Colleges are experimenting with ways to address these gaps. Several STARS schools cover travel and lodging so admitted rural students can spend a day or two on campus; last year more than 1,000 rural applicants took that opportunity. Host institutions arrange class visits, meals, social events and overnight stays so prospective students can picture life there and meet others from similar backgrounds.
Amherst’s recruitment offers a case study. After joining STARS, the college increased its rural admits from 70 to 96 in one year, and officials say the share of rural students on campus rose from about 6% to 11%. Amherst’s admissions staff now runs targeted outreach and an overnight program for rural admits, and college leaders point to financial aid supported by a large endowment as a factor making the option realistic for families.

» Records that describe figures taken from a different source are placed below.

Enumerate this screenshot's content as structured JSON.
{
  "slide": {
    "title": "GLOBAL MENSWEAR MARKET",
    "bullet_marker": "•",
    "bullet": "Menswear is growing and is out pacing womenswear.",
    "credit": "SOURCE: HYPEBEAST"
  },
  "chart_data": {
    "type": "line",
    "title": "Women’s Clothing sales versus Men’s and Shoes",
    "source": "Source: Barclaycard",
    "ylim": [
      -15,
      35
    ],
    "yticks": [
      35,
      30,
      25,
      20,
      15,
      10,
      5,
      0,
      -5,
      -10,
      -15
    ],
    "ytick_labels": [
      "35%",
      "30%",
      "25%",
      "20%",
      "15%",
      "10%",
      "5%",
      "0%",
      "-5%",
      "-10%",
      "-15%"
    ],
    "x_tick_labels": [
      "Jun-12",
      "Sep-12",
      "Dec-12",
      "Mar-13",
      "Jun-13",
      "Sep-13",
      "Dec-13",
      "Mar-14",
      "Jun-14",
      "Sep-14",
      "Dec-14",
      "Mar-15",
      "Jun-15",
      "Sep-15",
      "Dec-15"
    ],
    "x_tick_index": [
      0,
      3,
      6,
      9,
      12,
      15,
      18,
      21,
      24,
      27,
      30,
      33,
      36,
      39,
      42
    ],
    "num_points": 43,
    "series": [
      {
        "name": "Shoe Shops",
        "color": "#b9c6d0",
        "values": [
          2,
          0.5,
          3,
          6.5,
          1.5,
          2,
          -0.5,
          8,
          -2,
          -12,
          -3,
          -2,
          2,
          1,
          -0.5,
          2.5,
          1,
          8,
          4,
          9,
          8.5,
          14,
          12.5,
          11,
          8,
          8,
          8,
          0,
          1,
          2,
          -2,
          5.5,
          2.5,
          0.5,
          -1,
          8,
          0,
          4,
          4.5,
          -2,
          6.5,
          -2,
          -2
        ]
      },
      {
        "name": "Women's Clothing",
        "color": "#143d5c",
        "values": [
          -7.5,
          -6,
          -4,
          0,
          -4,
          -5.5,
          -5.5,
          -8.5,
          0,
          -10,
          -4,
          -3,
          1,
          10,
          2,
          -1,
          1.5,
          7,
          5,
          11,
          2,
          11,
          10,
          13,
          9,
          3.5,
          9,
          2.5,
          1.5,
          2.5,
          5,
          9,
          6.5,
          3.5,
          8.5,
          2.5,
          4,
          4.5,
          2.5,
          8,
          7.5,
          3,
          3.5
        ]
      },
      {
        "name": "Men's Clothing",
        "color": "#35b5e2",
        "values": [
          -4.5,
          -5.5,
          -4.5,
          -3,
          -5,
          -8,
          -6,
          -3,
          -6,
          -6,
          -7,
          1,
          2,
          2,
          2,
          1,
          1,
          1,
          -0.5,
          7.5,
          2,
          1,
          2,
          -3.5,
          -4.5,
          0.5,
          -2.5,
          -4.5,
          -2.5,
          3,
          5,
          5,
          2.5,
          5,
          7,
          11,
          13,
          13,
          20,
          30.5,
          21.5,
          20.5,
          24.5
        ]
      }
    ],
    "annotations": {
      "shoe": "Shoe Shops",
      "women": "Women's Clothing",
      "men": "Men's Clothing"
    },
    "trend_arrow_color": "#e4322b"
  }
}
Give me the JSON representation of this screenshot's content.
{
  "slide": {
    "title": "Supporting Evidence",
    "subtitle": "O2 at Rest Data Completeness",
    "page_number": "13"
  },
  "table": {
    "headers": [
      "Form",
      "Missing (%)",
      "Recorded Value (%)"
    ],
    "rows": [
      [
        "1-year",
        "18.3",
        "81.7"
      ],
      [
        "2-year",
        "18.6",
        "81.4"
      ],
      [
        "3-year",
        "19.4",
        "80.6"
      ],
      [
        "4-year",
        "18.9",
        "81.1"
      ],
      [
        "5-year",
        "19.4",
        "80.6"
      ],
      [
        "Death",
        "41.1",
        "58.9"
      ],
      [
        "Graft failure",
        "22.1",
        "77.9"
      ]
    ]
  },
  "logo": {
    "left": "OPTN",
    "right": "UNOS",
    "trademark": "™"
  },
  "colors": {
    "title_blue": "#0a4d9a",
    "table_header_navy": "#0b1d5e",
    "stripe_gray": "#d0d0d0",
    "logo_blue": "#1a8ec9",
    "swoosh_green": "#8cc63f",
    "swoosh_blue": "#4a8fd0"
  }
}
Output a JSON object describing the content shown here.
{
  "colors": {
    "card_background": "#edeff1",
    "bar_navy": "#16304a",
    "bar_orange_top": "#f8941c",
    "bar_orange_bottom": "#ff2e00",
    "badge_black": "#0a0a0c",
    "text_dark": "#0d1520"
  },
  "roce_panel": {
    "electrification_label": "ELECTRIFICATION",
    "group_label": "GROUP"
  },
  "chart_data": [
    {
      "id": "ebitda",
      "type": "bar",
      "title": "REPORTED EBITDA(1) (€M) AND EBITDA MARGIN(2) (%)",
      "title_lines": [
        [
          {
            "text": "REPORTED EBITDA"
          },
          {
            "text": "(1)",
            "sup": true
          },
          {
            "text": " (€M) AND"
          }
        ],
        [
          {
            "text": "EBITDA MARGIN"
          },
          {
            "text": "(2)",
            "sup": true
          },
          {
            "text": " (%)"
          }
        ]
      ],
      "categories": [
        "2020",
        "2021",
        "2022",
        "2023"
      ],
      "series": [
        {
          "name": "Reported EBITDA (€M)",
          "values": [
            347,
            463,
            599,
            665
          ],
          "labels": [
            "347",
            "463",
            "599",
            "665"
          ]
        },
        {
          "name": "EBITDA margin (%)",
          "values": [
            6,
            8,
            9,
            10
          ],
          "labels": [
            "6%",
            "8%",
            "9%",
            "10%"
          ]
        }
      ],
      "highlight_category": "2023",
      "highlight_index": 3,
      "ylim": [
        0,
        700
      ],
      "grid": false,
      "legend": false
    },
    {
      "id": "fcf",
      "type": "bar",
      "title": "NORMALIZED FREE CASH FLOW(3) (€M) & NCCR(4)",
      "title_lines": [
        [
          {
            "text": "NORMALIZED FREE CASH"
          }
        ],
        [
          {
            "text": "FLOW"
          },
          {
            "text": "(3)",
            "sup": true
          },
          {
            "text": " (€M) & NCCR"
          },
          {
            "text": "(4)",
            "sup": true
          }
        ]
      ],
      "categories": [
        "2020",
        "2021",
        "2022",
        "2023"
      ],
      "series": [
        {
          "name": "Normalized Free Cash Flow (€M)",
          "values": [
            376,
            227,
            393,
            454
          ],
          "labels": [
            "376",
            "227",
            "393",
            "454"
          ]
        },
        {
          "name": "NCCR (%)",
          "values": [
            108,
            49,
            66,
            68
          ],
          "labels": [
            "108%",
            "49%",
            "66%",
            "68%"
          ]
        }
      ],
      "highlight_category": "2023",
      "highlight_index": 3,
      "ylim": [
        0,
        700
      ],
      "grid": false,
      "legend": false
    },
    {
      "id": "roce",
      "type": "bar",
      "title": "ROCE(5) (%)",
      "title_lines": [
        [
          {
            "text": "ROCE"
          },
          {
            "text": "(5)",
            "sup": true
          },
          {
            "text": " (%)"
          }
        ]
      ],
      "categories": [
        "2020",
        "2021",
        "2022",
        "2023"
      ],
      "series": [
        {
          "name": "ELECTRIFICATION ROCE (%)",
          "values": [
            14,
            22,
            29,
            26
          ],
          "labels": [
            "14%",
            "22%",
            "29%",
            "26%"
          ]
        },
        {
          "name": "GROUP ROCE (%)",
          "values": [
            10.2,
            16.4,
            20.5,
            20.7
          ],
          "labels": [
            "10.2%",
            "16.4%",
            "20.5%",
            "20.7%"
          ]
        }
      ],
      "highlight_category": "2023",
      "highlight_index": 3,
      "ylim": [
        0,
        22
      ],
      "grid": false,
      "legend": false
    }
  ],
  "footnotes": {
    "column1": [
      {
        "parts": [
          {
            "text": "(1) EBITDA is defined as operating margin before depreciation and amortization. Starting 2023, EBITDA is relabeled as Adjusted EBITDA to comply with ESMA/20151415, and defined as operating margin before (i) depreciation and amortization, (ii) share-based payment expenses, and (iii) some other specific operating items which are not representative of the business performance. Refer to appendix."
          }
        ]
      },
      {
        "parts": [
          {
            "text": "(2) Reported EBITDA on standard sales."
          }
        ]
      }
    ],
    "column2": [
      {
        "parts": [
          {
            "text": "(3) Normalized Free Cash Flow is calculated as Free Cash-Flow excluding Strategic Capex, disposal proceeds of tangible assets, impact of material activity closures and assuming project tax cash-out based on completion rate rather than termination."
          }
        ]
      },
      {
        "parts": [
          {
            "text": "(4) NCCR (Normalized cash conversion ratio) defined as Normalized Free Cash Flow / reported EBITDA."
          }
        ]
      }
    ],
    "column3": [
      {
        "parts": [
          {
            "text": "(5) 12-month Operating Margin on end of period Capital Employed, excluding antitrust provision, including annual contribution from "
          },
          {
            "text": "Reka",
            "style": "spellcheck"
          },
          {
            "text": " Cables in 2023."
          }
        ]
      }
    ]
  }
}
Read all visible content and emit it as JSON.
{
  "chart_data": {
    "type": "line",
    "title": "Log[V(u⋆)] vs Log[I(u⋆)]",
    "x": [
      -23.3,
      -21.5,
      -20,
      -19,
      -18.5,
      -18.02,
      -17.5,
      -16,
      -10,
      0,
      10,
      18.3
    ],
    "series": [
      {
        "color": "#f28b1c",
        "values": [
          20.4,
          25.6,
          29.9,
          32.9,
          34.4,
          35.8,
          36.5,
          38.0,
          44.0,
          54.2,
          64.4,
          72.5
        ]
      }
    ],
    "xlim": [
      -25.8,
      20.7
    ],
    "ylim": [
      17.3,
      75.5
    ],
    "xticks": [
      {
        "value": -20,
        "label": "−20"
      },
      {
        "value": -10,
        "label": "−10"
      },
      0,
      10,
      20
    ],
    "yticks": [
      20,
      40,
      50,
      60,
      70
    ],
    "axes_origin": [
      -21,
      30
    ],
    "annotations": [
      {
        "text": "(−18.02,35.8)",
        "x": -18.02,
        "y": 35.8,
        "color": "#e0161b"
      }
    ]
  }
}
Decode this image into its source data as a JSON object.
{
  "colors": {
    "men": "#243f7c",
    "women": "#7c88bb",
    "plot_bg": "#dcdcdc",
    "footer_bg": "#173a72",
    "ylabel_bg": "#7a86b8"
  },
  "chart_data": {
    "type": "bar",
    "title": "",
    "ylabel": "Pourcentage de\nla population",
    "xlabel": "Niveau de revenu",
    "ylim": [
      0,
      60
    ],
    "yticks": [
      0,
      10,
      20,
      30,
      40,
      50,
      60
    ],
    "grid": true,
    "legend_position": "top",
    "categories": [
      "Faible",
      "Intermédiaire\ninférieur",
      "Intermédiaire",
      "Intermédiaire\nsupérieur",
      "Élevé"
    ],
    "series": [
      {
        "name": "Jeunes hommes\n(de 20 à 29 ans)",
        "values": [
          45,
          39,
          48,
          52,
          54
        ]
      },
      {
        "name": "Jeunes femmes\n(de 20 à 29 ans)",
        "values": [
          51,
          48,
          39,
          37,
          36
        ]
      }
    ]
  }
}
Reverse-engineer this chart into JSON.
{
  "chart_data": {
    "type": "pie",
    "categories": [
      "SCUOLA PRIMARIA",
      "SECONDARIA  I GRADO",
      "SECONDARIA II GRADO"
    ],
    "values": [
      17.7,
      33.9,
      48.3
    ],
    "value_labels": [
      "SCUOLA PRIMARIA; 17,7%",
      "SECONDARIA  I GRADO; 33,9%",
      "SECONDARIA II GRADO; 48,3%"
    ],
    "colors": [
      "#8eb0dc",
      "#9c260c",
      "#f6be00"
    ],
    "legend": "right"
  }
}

Students who participate in these programs report both relief and surprise: many did not expect elite colleges to reach out, and some say the campus visits helped them overcome doubts about whether they belonged. High school seniors from small towns have described feeling self-doubt — assuming top schools were “out of reach” — until they saw peers from similar places succeed.
Still, campus culture can be jarring. Scholars who study rural students at elite colleges note differences in lifestyle and social norms — what’s familiar in a small town may not be mirrored on an urban or private-school dominated campus. That mismatch can affect belonging and, ultimately, retention. Colleges responding to that reality are setting up peer groups, mentoring programs, and career advising that specifically connect rural students to alumni and industry networks.
Advocates argue that increasing rural representation benefits both students and institutions. Students bring diverse lived experiences and perspectives that enrich classroom discussion and campus life; colleges benefit from a broader pool of talent and viewpoints in a politically and culturally polarized time.
Still, turning interest into enrollment and then into degree completion requires sustained investment: outreach to raise awareness and trust, financial aid that makes attendance feasible, programs that ease academic preparation gaps, and on-campus supports to build community and career connections. The work that began by persuading rural students to apply is moving into a longer journey to help them arrive and thrive.
For many small-town students, attending a selective college can also change how they see home. Several rural students at Amherst said their experience made them appreciate their hometowns in new ways and think about how they might contribute to those communities after graduation.
The next measure of success for STARS and participating institutions will be whether rising application numbers translate into higher enrollment and stronger graduation rates for rural students — not just a single visit to a campus fire pit, but the completion of a college degree and the long-term benefits that follow.